Alfonso VIII of Castile wanted to consolidate his power in the recent lands won from the Muslims in the center of the peninsula, for which in 1175 he ordered the construction of the convent of Santa María de Óvila in what is now the municipality of Trillo. The chronicles describe its disappeared church as having a Latin cross with three apses. The interior was covered with ribbed vaults and presided over by an ornately decorated Mannerist style doorway. The cloister that accompanied the temple was covered with ogival ribs with double arches.
This impressive monument was erected in a fertile valley, on the banks of the Tagus, surrounded by dense forests. It was the cultural and economic center of the area until the 15th century, when civil wars caused the gradual depopulation of the environment. In the 18th century it lost its entire library in a terrifying fire, although the complete decline did not come until 1835, with the Confiscation of Mendizábal.
In 1928, the ever-needy Spanish State sold it for 30,000 pesetas to Fernando Beloso, director of the Spanish Credit Bank, one of the great landowners of the Alcarreña region. In 1931, it was resold – the figure is unknown – to newspaper mogul William Randolph Hearst, who inspired the Orson Welles classic Citizen Kane. His intention was to reassemble it in his Californian mansion in Wyntoon, northeast of California, where he accumulated pieces acquired all over the world. But things did not go as expected, and the ancient Spanish stones ended up piled up on a dock in San Francisco. There they suffered numerous acts of vandalism.

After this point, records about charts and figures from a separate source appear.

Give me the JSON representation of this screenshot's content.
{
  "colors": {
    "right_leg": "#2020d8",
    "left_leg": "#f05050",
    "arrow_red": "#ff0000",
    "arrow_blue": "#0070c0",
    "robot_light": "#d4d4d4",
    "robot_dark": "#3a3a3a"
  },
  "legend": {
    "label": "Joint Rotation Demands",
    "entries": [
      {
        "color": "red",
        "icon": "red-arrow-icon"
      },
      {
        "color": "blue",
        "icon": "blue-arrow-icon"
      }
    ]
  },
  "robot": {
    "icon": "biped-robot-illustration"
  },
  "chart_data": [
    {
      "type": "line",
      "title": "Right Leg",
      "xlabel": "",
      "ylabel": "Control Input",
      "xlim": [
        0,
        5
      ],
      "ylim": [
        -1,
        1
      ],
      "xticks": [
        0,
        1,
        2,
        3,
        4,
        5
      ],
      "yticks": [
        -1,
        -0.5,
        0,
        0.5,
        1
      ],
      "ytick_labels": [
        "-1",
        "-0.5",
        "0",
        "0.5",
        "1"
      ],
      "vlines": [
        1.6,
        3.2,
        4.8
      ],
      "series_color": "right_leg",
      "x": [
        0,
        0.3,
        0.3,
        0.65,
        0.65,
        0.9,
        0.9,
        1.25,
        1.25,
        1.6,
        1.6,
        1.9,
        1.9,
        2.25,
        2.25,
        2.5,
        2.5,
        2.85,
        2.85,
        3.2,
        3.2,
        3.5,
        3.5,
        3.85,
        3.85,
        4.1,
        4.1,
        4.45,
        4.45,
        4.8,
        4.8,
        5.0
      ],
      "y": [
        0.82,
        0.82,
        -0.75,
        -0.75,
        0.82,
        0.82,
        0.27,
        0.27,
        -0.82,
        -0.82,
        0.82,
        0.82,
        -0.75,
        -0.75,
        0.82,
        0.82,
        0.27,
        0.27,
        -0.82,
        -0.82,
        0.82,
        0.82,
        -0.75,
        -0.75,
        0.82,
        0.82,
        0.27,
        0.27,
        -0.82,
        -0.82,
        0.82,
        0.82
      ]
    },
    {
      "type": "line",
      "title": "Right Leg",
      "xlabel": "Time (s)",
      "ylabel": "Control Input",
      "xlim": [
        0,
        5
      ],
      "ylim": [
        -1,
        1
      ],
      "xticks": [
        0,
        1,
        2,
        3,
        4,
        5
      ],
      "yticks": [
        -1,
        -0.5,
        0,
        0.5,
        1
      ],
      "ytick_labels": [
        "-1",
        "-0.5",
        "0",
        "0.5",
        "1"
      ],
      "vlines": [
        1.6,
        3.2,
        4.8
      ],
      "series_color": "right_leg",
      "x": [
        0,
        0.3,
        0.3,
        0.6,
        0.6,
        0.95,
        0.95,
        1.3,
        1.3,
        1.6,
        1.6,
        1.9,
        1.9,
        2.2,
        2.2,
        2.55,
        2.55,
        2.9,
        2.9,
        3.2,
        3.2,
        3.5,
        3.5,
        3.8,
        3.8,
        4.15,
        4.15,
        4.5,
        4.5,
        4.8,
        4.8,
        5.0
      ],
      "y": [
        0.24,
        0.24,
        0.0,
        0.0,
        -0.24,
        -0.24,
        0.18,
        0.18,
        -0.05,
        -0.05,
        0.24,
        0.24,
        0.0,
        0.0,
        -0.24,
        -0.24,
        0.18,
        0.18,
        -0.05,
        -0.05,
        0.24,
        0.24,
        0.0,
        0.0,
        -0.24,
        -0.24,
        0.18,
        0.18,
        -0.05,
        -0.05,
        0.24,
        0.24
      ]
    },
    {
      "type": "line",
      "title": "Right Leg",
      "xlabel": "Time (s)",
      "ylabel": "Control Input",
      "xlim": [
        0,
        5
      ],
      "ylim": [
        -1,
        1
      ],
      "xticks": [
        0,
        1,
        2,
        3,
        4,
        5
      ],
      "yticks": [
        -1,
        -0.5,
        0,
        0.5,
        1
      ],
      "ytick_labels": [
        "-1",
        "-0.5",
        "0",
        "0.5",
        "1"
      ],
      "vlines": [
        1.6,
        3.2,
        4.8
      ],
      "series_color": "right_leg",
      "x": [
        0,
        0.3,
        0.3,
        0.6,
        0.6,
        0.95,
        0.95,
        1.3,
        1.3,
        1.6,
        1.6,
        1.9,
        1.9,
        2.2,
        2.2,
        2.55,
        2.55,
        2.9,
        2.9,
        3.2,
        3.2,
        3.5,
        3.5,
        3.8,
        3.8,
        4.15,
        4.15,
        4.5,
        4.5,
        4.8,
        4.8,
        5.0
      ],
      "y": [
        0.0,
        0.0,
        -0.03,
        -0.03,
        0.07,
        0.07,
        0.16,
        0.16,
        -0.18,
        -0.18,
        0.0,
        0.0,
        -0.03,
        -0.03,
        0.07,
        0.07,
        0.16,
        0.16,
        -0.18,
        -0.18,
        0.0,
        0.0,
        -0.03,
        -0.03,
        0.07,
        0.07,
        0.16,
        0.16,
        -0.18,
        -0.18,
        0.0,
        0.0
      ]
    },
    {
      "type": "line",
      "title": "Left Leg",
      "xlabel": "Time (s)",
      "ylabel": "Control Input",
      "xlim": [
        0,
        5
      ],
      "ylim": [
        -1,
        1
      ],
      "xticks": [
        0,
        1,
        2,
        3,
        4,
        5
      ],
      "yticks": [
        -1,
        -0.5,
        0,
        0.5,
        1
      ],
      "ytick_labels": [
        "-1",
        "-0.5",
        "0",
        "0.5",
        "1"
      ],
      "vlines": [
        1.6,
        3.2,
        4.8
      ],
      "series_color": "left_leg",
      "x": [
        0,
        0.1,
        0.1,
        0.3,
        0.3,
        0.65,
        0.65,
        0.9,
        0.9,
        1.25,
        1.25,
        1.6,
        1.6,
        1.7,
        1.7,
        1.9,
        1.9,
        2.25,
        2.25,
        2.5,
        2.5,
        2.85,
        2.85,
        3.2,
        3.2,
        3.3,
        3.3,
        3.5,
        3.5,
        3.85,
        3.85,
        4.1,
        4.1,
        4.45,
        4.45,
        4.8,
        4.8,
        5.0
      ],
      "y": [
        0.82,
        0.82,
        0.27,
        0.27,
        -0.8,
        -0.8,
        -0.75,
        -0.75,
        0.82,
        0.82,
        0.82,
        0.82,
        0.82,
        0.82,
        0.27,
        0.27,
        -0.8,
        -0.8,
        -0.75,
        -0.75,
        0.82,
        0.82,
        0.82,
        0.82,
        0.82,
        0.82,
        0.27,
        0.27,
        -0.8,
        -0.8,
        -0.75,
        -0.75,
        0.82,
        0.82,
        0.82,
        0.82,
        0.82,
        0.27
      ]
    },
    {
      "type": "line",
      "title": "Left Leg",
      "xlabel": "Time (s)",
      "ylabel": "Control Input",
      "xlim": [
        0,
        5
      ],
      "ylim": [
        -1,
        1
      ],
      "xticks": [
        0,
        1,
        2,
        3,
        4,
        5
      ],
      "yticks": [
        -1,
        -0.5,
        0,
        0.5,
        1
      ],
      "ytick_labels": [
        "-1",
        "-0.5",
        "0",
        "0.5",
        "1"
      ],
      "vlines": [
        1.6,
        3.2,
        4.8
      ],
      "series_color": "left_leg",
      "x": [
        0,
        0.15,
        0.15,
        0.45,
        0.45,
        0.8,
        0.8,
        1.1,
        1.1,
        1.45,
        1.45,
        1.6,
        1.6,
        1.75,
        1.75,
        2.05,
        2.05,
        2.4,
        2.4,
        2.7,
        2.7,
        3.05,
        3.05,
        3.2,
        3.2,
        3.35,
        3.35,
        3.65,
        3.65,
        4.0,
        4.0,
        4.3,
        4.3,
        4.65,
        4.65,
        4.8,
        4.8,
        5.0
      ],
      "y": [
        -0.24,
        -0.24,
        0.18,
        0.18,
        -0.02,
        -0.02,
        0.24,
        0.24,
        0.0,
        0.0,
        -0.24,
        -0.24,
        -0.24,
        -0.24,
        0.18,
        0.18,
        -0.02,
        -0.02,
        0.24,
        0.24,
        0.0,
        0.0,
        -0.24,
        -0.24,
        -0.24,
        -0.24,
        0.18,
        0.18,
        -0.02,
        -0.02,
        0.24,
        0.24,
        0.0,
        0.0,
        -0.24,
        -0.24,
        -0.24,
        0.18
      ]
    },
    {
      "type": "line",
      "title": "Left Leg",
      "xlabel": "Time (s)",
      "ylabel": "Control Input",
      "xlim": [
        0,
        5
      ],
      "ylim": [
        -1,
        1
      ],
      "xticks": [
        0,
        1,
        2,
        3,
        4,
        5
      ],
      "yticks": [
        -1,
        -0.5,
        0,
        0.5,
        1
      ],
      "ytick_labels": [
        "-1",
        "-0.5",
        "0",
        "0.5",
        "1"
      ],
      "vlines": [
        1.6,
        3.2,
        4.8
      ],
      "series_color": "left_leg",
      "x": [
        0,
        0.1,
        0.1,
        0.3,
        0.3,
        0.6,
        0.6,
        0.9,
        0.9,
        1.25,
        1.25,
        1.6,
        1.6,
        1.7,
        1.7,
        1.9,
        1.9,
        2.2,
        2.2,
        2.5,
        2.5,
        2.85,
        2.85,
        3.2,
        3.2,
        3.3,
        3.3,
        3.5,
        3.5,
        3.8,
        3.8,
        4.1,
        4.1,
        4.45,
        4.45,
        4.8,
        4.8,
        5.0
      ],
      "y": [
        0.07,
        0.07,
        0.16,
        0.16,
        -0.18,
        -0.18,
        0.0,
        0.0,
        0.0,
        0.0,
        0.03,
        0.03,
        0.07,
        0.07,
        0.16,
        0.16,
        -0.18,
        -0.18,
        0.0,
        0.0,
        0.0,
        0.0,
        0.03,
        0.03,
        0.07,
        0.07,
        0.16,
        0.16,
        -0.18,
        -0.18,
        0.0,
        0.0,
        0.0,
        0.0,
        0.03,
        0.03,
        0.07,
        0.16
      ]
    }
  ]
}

In 1932 the historian Francisco Layna Serrano published The monastery of Óvila, where he denounced what happened and how he tried to stop the sale. “I turned angrily against the looting, addressing in a somewhat violent letter to the Count of Romanones, denouncing the fact and encouraging him to prevent the expatriation of the Óvila convent, as he was the most indicated to prevent it and seek a sanction for the selfish seller [no lo menciona, pero es Beloso], since in addition to being an arrogant Alcarreño politician, he was a minister, director of the San Fernando Academy and author of a defensive law of the national artistic treasure ”. But the count ignored him, says José Miguel Lorenzo.

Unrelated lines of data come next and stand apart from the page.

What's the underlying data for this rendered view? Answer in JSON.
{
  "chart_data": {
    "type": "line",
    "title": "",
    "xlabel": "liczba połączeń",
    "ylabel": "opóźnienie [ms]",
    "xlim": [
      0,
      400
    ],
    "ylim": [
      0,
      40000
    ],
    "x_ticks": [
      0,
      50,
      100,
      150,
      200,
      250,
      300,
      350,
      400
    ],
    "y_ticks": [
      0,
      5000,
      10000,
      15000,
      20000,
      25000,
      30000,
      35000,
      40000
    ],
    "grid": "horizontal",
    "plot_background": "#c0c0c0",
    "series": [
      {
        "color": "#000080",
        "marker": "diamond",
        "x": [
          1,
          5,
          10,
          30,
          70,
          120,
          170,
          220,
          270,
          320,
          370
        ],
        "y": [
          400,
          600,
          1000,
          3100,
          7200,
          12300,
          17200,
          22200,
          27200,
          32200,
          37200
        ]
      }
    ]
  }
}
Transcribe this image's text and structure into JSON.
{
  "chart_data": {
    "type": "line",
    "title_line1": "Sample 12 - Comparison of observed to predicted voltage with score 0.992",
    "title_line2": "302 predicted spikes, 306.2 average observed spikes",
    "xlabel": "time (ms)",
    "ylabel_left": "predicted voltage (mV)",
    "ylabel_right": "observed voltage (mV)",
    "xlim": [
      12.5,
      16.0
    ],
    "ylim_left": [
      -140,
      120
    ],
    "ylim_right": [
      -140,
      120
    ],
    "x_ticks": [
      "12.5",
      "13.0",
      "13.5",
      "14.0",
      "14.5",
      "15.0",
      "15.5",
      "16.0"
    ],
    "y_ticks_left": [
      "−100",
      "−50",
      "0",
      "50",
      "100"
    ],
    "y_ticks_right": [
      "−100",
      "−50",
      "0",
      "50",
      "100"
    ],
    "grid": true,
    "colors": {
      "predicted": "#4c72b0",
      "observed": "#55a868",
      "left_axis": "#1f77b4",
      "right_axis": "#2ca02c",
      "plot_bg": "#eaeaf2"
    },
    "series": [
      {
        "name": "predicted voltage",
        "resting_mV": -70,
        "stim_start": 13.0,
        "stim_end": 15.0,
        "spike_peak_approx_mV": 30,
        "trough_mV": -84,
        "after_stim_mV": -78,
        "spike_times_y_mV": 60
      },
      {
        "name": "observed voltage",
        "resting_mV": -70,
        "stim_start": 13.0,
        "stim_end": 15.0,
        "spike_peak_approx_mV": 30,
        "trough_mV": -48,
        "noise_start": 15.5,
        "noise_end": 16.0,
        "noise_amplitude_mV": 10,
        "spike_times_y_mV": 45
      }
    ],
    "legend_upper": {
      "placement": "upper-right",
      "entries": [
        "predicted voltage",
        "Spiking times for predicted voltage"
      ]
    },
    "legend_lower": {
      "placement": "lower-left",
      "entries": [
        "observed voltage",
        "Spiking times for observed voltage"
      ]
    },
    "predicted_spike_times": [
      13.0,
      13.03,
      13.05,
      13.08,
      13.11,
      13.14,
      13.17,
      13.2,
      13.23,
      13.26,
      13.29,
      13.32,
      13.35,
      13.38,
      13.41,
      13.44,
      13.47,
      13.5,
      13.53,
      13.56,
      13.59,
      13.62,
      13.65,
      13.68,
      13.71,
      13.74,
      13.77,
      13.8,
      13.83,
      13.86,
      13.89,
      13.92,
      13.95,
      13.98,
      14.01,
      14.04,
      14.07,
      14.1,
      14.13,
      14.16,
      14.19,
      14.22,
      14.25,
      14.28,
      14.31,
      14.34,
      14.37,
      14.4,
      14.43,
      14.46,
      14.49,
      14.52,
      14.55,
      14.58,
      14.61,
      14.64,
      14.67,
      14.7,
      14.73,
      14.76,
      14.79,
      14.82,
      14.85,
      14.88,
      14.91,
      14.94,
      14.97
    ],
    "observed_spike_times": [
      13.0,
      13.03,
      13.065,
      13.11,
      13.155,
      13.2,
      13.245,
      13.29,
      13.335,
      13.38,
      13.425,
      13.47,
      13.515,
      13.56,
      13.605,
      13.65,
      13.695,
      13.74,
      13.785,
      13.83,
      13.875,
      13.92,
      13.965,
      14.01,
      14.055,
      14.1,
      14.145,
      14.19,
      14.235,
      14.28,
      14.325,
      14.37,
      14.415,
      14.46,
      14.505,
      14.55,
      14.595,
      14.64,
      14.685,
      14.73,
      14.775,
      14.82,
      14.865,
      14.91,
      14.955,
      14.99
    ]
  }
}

Lorenzo also remembers that Miguel España, a journalist from Abc, was one of the few who in 1931 rose up against the sale in his article How an American is taking the monastery of Santa María de Óvila to his country. “Each piece was carefully wrapped in a bundle, on which is marked a number and a letter, G or R, which should indicate whether they were Gothic or Romanesque, two predominant architectural styles,” he left Spain.
To get to the old monastery and dismantle it, you had to cross the Tagus River by boat, something that Hearst solved by opening a road with a wooden bridge and tracks for mining wagons. Once unloaded, the ashlars were loaded onto trucks that transported them to Madrid and then, by sea, exported to the United States and stored in the Golden Gate Park warehouse in the port of San Francisco. In 1941, the year it was released Citizen KaneHearst sold everything to the city for $ 25,000, and he remained there until 2000, when the monks of New Clairvaux Abbey (California) discovered him. It was the perfect icing for his large monastic complex in the municipality of Vina. They collected donations and in 2013, with the advice of José Miguel Merino de Cáceres, Professor of History of Architecture at the Polytechnic University of Madrid, they were able to rebuild it.

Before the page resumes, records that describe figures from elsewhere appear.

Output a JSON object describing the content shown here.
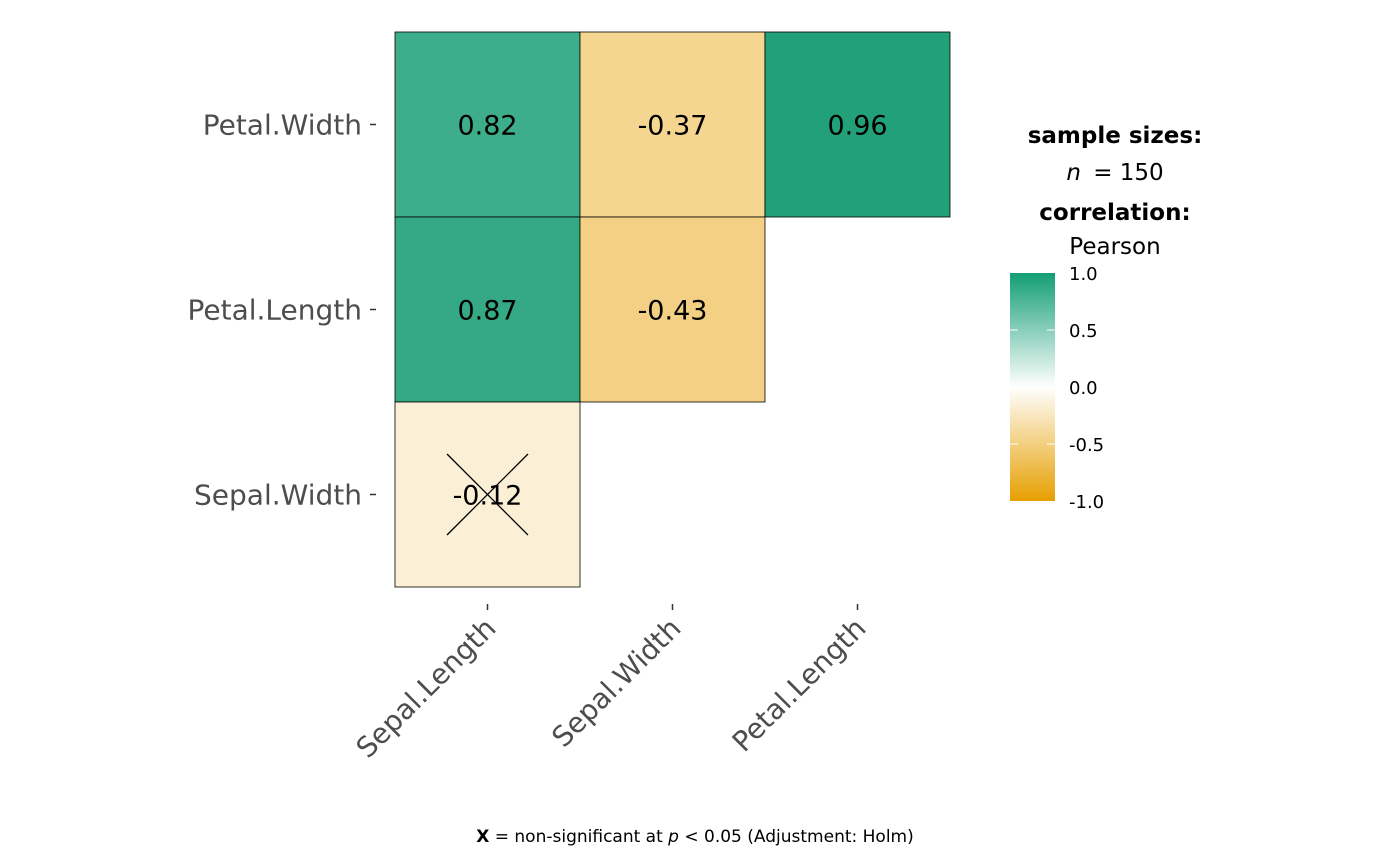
{
  "chart_data": {
    "type": "heatmap",
    "x_categories": [
      "Sepal.Length",
      "Sepal.Width",
      "Petal.Length"
    ],
    "y_categories": [
      "Sepal.Width",
      "Petal.Length",
      "Petal.Width"
    ],
    "cells": [
      {
        "x": "Sepal.Length",
        "y": "Petal.Width",
        "value": 0.82,
        "label": "0.82",
        "significant": true
      },
      {
        "x": "Sepal.Width",
        "y": "Petal.Width",
        "value": -0.37,
        "label": "-0.37",
        "significant": true
      },
      {
        "x": "Petal.Length",
        "y": "Petal.Width",
        "value": 0.96,
        "label": "0.96",
        "significant": true
      },
      {
        "x": "Sepal.Length",
        "y": "Petal.Length",
        "value": 0.87,
        "label": "0.87",
        "significant": true
      },
      {
        "x": "Sepal.Width",
        "y": "Petal.Length",
        "value": -0.43,
        "label": "-0.43",
        "significant": true
      },
      {
        "x": "Sepal.Length",
        "y": "Sepal.Width",
        "value": -0.12,
        "label": "-0.12",
        "significant": false
      }
    ],
    "legend": {
      "title1": "sample sizes:",
      "n_label": "n",
      "n_value": "= 150",
      "title2": "correlation:",
      "method": "Pearson",
      "ticks": [
        "1.0",
        "0.5",
        "0.0",
        "-0.5",
        "-1.0"
      ],
      "range": [
        -1,
        1
      ],
      "colors": {
        "low": "#E69F00",
        "mid": "#FFFFFF",
        "high": "#009E73"
      },
      "placement": "right"
    },
    "caption": {
      "mark": "X",
      "text1": " = non-significant at ",
      "p": "p",
      "text2": " < 0.05 (Adjustment: Holm)"
    }
  }
}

Meanwhile, in Trillo, only a small road sign on a roundabout points the way to the monastery. Among beautiful landscapes, with the nuclear power plant in the background, you arrive at the private estate where what remains of the convent in Spain stands. A worn sign at the foot of the walls of the sold monastery recalls that “just one year after this irreparable damage, on June 3, 1931, the Government of the Republic declared the ruins of Óvila a National Historic Monument.” But the jewel of architecture was no longer in Spain. Missing, recalls the scratched sign, “the church, the refectory, the chapter room, the novices’ bedroom and part of the cloister.”
The current owners do not allow access to visitors. “We are not interested in talking about this. It is private property ”, they respond laconically and politely as they prevent taking photographs.